Beyla : un chantier bloqué plonge l’administration préfectorale dans la débrouille

image-64-1024x554 Beyla : un chantier bloqué plonge l’administration préfectorale dans la débrouille

Dans la préfecture de Beyla, en région forestière de Guinée, l’administration préfectorale traverse une situation pour le moins inhabituelle. Depuis plus de trois ans, les principaux responsables administratifs travaillent sans véritables bureaux. Une conséquence directe de l’arrêt prolongé des travaux de rénovation et d’extension du bloc administratif préfectoral, rapporte l’Agence guinéenne de presse (AGP).

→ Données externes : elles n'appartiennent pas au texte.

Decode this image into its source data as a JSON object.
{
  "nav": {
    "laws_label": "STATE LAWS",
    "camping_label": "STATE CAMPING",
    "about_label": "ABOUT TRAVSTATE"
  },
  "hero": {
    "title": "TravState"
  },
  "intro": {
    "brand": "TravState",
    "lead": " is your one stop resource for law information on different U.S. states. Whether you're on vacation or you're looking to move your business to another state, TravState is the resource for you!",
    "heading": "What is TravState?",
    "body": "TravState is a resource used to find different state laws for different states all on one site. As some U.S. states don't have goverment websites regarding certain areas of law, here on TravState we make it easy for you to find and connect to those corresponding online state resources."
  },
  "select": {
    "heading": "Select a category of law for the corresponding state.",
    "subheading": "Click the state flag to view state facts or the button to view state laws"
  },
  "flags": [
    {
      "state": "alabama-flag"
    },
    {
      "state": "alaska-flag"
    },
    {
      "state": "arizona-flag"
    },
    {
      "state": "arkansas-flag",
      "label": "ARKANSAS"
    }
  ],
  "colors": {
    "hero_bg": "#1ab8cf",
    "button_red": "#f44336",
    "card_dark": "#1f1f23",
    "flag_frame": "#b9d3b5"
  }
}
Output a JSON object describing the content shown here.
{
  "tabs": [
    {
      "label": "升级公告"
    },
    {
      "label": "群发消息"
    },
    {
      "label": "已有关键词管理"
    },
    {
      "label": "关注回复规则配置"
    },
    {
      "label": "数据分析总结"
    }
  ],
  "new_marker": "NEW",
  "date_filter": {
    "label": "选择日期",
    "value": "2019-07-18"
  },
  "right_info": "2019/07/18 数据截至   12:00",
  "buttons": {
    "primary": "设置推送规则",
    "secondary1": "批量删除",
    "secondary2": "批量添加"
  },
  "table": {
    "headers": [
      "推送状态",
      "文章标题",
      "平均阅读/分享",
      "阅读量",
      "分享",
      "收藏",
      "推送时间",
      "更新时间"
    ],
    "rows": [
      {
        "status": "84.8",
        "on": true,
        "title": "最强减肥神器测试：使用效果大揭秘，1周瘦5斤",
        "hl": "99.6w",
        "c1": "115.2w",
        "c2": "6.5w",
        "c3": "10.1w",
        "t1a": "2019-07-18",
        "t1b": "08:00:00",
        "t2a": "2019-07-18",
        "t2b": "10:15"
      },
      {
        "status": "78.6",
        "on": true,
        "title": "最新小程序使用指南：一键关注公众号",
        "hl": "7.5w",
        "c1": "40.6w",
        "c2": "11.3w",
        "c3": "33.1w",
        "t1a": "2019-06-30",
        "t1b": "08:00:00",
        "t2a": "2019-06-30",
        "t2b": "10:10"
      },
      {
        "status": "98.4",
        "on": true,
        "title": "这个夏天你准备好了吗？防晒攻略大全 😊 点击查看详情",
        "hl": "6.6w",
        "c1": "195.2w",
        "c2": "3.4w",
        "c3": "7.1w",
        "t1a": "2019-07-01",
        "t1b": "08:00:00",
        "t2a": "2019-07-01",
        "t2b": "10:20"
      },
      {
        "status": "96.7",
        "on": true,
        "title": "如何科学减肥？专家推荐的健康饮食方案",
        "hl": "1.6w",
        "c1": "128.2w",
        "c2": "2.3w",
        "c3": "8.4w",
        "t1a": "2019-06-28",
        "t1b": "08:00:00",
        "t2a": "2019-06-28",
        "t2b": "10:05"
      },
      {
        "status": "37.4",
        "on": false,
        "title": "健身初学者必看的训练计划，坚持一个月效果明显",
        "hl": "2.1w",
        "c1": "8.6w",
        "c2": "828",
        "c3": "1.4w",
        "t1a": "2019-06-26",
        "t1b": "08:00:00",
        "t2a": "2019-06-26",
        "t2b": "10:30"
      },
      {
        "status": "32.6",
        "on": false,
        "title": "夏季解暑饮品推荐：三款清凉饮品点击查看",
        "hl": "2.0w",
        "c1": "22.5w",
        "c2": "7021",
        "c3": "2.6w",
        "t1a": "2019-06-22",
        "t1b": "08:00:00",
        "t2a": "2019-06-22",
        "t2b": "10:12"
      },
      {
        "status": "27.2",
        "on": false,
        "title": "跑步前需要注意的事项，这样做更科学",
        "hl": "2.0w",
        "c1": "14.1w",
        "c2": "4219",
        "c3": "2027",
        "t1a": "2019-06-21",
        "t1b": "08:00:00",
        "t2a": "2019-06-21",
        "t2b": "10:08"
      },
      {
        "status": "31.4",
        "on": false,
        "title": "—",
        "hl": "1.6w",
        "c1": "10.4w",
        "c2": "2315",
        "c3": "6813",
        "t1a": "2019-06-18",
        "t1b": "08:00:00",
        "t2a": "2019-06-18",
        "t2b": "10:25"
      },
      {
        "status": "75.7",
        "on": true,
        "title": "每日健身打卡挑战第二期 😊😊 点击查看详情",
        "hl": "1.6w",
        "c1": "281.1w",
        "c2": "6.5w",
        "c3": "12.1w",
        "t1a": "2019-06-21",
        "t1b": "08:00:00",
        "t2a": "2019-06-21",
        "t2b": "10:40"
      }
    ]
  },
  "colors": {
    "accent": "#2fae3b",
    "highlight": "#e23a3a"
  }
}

Lancé en 2024, ce chantier devait initialement durer seulement six mois. Mais aujourd’hui, plusieurs années après le début des travaux, le projet peine à avancer et les infrastructures restent inachevées. Cette lenteur plonge l’administration locale dans une situation de précarité logistique qui complique considérablement la gestion des affaires publiques.

Le préfet et les cadres contraints de travailler à l’hôtel

Faute de locaux fonctionnels, le préfet de Beyla, les directeurs préfectoraux et les différents chefs de services administratifs ont été contraints de s’organiser autrement pour poursuivre leurs activités.

Ainsi, l’ensemble de l’administration préfectorale gère actuellement les affaires courantes depuis l’hôtel Prodapeck, devenu malgré lui un centre administratif improvisé. Dans cet espace initialement destiné à l’hébergement, les responsables tentent tant bien que mal d’assurer la continuité du service public.

Mais cette solution provisoire montre rapidement ses limites. Les cadres travaillent dans des conditions peu adaptées aux exigences administratives : manque d’espace, absence d’archives organisées, difficultés pour recevoir les usagers ou tenir des réunions de travail. Une situation qui ralentit le traitement de nombreux dossiers et complique les interactions avec les citoyens.

Un projet ambitieux toujours inachevé

Le projet de rénovation du bloc administratif préfectoral de Beyla devait pourtant permettre de moderniser en profondeur les installations administratives.

Selon les informations disponibles, les travaux prévoyaient notamment : la construction d’un parking pour les véhicules administratifs, l’édification d’une clôture sécurisée, la réalisation d’un forage pour l’approvisionnement en eau, ainsi que le réaménagement de 26 bureaux destinés aux différents services préfectoraux.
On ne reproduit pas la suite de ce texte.